As a coach, this event is bittersweet. I feel I can speak on behalf of my coworkers when I say that I’m very proud to be assisting our athletes through the pinnacle of their season, but it is also an indication that our work is almost done for the time being. It might be sappy, but sometimes one of the most difficult aspects of the job is the moment that we say, “Congratulations on everything. You worked super hard this year, made tons of progress, now go enjoy summer.”
It honestly can be difficult to say goodbye to these guys and girls after so much dedication and hard work is achieved, even if that goodbye is only temporary.

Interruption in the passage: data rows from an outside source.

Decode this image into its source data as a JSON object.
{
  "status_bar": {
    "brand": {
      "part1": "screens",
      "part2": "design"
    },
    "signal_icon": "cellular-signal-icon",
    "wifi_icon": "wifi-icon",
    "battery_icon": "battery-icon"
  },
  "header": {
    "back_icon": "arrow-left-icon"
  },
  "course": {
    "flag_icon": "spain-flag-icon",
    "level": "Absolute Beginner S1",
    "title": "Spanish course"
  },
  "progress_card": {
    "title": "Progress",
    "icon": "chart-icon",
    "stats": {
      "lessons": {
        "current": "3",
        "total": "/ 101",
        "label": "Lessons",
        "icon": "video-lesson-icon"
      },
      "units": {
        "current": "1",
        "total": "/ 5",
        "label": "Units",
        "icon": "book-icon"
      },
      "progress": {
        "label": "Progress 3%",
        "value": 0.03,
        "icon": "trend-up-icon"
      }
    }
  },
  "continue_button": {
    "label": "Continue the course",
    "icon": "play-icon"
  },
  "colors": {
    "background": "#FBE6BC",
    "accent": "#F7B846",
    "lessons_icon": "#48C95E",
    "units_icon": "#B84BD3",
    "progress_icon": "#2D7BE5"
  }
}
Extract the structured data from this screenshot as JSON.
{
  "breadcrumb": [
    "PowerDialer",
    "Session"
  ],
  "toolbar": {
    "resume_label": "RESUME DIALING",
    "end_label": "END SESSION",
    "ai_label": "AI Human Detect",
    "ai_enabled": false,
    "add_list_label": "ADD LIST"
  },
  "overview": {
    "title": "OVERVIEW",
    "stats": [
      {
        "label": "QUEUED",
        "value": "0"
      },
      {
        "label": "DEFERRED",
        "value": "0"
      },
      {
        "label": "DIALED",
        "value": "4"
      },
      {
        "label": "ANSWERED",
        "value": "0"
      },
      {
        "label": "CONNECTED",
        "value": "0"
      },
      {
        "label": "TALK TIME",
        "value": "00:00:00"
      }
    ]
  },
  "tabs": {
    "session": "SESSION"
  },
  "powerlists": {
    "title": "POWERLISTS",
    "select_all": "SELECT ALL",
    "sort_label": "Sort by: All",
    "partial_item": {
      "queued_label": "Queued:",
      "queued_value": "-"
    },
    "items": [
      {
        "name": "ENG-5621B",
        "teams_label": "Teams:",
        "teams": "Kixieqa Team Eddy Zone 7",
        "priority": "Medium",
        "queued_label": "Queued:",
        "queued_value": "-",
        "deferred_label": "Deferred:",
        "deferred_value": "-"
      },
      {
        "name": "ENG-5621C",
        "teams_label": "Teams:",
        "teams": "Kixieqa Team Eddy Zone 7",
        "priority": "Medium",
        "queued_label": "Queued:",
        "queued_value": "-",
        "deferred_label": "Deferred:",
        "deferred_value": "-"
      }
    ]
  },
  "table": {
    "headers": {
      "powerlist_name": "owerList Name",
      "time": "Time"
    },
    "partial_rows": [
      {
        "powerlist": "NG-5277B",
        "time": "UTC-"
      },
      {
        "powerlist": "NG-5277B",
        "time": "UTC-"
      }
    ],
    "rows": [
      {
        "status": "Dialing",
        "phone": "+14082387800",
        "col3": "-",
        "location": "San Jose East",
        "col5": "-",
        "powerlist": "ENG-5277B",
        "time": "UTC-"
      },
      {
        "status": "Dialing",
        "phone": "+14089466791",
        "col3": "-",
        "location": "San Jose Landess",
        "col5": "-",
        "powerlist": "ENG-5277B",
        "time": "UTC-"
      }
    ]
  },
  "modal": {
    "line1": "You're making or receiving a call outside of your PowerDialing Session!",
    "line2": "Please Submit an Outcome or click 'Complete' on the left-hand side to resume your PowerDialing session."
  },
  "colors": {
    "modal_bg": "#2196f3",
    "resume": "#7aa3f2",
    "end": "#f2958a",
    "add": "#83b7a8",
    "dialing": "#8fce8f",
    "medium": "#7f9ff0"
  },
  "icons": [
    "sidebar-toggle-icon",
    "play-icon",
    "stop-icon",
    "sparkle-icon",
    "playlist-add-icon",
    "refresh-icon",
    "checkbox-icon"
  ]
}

During our tenure of sending kids to Nationals, we’ve had our ups and downs regarding successes. There are many different indicators of success, and we try not to only emphasize the idea of medaling at a competition. AVSC’s Core Values are Commitment, Teamwork, and Integrity. This year’s competitors might not have produced the most podiums or medals we’ve ever received, but I do feel that overall we performed pretty well as a team. In years past, we have tended to have athletes be on either end of the spectrum, winning medals or failing to stay on their feet. The great part about the performance of our athletes this year was the fact that they went in with a plan in terms of runs or tricks, achieved their goals and came away proud. They weren’t as concerned that some other athletes scored higher and didn’t mind that they didn’t get a medal. They recognized the hard work they put in, stayed calm and composed during a stressful and grueling event, and came away with smiles on their faces.
I believe this shows a level of maturity that hasn’t always been present in the past. The snowboard world is competitive, and not everyone can be the best — most won’t even become professionals in the sport — but the fact that they recognize that they worked hard, and that effort produced results is a lesson that will serve these youngsters throughout all of life, not just in their snowboarding. It’s true we only had a few medals this year on a national level, but this is only one year.
The lessons learned from this year are helping create winners in the future.